Multimedia 101. Feel the Source
MULTIMEDIA
Multimedia 101. Feel the Source
2015-11-18
By
David "DeMO" Martínez Oliveira

Multimedia is a tricky topic. If you ever had tried to do something on this field, you already know that. You have to manage a lot of information coming from different sources. Then you have to process all that data and send it out to something that allows, us humans, to perceive it. And all this has to be done very quickly. Actually, in a sense, multimedia systems are real-time systems with strong timing constraints to fulfill.
So, let's start exploring the MultiMedia Universe. We will use gstreamer as our vehicular tool to get into the topic and to answer the questions that will arise during our exciting journey. But, before we can start this journey, we need to know a little bit about the problem and the tool we are going to use.

A BASIC MULTIMEDIA SYSTEM

As previously outlined, a multimedia system is composed of three main elements:

  • The data source. This is some kind of transducer able to convert some physical magnitude into numbers that a computer can process. For the sake of simplicity, our data source element will be composed of the transducer plus the hardware required to get that data into the computer. Examples of data sources are USB cameras, or the system composed by a microphone and a sound card.
  • The processing. Usually we capture media data to do something with it. Let's call that little something we do with our data Processing. This is a very broad concept running from just encoding the data from our sources for its storage or transmission, to actually extract information from it for a artificial intelligence application.
  • The data sink. The processing element basically performs operation on numbers and produces other numbers. We, humans, cannot make much sense of a very long sequence of number so we need some other element to convert back those numbers into a physical magnitude that our sensory system can make sense of.

The diagram below summarises graphically the concepts described above.

Figure 1. Basic Multimedia System Block Diagram

GSTREAMER

gstreamer is an open source powerful framework for developing multimedia applications. It provides most of the tools you may ever need. That sounds like building a multimedia application using gstreamer would be easy. Actually it is, as far as you do not have special requirements.

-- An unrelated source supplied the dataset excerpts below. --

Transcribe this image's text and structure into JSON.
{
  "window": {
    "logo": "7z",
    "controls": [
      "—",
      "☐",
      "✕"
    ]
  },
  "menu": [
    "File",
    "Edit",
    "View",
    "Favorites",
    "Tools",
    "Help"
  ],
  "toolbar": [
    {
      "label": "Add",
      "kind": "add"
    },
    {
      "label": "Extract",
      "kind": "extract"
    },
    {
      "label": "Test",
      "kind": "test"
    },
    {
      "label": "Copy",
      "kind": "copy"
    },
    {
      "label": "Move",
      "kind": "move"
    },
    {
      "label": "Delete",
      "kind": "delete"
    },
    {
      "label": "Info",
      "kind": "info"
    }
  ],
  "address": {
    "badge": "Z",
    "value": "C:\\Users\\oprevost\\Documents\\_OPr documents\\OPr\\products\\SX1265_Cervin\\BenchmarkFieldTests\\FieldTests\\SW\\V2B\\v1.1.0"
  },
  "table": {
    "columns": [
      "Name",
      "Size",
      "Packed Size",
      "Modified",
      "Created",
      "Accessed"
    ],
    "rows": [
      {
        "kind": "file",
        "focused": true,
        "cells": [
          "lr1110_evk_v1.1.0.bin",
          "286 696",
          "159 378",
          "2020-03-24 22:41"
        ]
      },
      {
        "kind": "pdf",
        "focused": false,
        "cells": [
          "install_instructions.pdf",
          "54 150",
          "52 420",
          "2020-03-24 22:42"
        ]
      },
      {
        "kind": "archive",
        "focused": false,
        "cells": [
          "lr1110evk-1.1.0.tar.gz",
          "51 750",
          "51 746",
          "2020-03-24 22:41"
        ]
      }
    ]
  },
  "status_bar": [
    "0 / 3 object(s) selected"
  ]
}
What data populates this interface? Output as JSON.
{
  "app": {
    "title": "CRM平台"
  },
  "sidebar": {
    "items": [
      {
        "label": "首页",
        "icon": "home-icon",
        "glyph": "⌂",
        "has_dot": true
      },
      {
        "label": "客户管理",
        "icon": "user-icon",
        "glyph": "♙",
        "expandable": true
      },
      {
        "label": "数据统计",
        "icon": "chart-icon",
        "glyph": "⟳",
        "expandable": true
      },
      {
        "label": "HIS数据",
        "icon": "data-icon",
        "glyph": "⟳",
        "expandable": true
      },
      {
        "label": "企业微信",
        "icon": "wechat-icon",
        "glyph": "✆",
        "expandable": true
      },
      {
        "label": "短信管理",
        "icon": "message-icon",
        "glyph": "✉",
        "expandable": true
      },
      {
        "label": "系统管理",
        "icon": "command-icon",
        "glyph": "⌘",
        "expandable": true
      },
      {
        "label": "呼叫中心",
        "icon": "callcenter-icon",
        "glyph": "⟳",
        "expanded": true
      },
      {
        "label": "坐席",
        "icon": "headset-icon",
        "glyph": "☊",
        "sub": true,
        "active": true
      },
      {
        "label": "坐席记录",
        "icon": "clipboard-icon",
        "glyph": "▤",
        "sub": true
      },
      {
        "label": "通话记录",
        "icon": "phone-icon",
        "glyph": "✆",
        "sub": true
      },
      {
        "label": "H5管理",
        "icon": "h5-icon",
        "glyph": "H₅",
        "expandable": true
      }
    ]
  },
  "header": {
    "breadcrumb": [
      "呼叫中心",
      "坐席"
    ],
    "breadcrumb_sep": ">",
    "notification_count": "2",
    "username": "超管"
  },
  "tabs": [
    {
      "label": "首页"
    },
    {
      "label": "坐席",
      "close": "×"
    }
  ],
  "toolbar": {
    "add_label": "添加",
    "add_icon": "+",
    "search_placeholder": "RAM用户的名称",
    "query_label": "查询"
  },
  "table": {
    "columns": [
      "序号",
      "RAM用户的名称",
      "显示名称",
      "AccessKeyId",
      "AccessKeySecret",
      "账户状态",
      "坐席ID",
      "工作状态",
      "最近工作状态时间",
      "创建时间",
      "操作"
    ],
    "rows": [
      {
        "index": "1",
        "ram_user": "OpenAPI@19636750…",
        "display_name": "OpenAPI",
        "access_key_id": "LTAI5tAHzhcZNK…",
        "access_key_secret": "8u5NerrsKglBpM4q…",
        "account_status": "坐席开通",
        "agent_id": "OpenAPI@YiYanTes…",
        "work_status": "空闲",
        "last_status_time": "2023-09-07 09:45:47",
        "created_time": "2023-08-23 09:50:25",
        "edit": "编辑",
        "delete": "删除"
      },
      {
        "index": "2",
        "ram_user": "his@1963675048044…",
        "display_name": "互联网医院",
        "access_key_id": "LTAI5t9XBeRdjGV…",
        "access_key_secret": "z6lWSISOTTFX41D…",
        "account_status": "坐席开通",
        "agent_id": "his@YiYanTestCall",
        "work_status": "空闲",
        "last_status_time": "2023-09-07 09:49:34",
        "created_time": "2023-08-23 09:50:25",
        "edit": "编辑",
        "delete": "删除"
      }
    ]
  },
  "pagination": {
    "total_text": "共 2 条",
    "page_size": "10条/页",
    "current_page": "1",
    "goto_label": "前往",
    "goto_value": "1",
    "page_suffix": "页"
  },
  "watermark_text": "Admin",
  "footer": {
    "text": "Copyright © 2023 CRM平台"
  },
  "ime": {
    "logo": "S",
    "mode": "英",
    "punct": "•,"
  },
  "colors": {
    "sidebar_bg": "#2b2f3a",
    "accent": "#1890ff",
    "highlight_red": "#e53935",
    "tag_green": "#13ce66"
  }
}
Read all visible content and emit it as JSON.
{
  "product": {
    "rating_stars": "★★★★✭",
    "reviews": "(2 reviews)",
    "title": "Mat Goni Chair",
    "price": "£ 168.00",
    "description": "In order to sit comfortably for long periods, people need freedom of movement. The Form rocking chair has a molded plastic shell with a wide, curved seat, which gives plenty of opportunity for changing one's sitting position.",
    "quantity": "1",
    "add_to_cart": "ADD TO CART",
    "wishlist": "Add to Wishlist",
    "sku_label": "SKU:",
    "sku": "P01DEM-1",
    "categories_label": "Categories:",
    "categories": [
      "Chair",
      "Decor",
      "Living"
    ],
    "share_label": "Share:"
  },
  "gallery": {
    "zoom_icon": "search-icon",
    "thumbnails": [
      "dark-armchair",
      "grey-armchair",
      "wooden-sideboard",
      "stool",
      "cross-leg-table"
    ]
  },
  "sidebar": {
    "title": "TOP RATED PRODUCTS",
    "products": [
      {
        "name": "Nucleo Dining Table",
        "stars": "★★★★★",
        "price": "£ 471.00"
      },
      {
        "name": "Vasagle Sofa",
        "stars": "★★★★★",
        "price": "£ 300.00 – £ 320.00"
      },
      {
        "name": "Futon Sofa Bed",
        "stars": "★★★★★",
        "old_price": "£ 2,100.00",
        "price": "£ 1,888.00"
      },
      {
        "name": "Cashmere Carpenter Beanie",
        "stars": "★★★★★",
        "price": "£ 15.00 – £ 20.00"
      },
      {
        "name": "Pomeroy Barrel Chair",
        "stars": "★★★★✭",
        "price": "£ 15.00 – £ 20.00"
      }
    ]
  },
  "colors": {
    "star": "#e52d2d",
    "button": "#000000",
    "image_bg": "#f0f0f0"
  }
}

We will not be writing code yet, instead, we will use the gst-launch-1.0 tool that will allow us to test gstreamer components from the command line in a very easy way.

Let's see a simple example to show in a window the image captured by an attached camera:

gst-launch-1.0 v4l2src ! video/x-raw,width=320, height=240 ! fpsdisplaysink sync=false

What does that command-line do?. Let's see:

The first thing you have to know is that the different elements you want to use are linked using the ! character. In gstreamer jargon, the concatenation of multiple elements using the ! character, is called a pipeline.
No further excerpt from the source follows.